パラスポーツの支援活動を社員発で展開(MS&ADインシュアランスグループ)

2021年9月に開催された「2021世界平和経済人会議ひろしま」では、「2021年・国際社会のカムバックとより良い復興-パンデミック・差別と格差・自国中心主義の克服のために」をテーマに,経済人たちが議論を行った。参加企業の中から,MS&ADインシュアランスグループの取り組みについて,あいおいニッセイ同和損害保険株式会社経営企画部次長兼スポーツチーム統括の倉田秀道氏に話を伺った。

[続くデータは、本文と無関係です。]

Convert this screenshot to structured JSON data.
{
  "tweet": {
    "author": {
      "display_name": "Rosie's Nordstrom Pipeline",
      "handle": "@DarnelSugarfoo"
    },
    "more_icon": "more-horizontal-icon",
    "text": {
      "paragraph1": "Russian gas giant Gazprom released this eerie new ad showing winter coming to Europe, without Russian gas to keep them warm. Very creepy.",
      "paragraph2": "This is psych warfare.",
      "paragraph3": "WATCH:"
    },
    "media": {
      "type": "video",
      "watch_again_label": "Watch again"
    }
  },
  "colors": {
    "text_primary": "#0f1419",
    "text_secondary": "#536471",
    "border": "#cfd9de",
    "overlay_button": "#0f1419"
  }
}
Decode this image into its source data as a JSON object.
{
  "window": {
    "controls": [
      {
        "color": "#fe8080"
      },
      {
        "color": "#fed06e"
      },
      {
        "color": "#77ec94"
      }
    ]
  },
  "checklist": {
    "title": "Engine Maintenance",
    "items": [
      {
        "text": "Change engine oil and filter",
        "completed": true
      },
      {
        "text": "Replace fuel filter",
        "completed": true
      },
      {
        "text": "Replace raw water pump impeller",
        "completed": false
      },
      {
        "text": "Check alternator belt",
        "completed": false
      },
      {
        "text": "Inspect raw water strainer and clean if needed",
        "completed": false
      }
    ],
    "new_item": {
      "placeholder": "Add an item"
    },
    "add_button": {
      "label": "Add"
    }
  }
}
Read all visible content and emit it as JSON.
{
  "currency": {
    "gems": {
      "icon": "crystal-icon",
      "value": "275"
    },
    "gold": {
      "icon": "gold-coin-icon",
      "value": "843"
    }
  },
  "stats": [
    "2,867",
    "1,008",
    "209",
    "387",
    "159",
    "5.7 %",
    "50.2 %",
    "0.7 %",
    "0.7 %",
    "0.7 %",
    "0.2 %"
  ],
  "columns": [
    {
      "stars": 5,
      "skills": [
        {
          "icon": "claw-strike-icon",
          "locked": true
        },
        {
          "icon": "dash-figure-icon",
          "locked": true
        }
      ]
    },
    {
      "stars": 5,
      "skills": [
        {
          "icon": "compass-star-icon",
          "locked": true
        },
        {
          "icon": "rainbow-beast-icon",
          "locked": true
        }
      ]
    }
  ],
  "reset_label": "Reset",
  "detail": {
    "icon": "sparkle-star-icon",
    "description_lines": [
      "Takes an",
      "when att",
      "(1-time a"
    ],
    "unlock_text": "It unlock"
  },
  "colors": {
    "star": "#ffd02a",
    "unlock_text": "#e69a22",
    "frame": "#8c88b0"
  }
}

セッションのテーマ「ダイバーシティ&インクルージョンの促進」に関連して、当社では「スポーツが社会変革のきっかけになる」という考え方のもとスポーツ振興に貢献してきました。特に2014年以降は、一貫してパラスポーツへのサポートを続けています。もともと保険を業務とする中で、自動車事故により障がいを被った方々との接点があることから、2006年より(一社)日本車いすバスケットボール連盟に協賛してきたのです。
そのような中、2013年に東京オリンピック・パラリンピック開催の決定に伴い、社内にスポーツチームが組成されました。組織として活動をしていくために、まず意識したことは社内浸透です。社員でパラ競技の応援に参加。毎回アンケートを実施し、意識や行動の変化が計測できるようデータを残すことにしました。その結果は、経営会議やサステナビリティ委員会などで開示。参加社員数が確実に増えているとともに、社員発でボランティア参加が呼びかけられるなど意識の高まりは着実に進展しています。
ひとつの成果として、各県の障がい者スポーツ協会などと連携・協賛し、地域大会の運営ボランティアにも携わっています。また、自治体との連携により、スポーツに関わる県・市等の事業に携わる活動も展開しました。これは2021年度140回程度おこなっており、「一緒に汗をかく企業」として県庁や各関連団体からも評価をいただいており、パラスポーツに対する社内の理解は確実に感度を上げています。

障がい者雇用の受け皿づくりと企業風土づくり

こうした地域との連携は雇用の面でも積極的に展開しています。その取り組みのひとつが地域の特別支援学校との連携です。具体的には、知的障がいを持つ生徒さんを対象にインターンシップを受け入れ、職場を実際に体験してもらい、採用につなげていく取り組みで、「地域密着モデル」として積極的に社内で横展開しています。また、 MS&ADグループは、 特例子会社「MS&ADアビリティワークス」を2018年6月に設立するなど、グループ全体で、さまざまな雇用の場を創出するとともに、障がい者に適した業務プロセスを開発し、グループの事業展開に活かしています。
こうした、雇用の受け皿の確保・整備とともに注力したことは、障がい者が働きやすい環境や仕組みづくりです。当社では、障がい者と健常者のすべての社員が隣り合って机を並べ仕事をおこないます。普段からコミュニケーションを取りやすくする工夫です。さらに、障がい者が活躍できる場づくりの一環として「事務サポートセンター」を全国主要エリアに設置しました。これは障がい者が不安なく業務を担い、働き甲斐が得られるようにサポートすることを目指しており、こちらも順次全国へ展開していく予定です。
このような取り組みの中では、社員にはさまざまな新しい気づきが生まれます。当社では、こうした気づきの積み重ねのなかにこそイノベーションが生まれると考えています。

共生社会の構築に向けた人財育成を産学連携で


当社では、2018年から「共生社会の構築に向けた人財育成」という共通の理念のもと上智大学と産学連携の取り組みをおこなっています。パラスポーツをテーマにした連携講座の開講をはじめ、アジアパラ競技大会など国際大会の視察および交流会、当社と自治体の連携による小学校出前授業の協働実施など、多彩な取り組みを展開しています。
2020 年度には上智大学に「多文化共生社会研究所」を設置しました。ここでは、障がい者だけではなく、近年の大規模自然災害の被災者や異なる文化的背景を持つ外国の人々などあらゆる領域での共生社会に関する調査・研究をおこなっています。産学連携がこれまでビジネスを目的にすることが多かったなかで、学術的なアプローチで社会への提言、変革の実現を目指しています。
こうした独自の取り組みが、今回「広島アピール2021」の中で示された「真の功利主義」の実践につながるのではないかと考えています。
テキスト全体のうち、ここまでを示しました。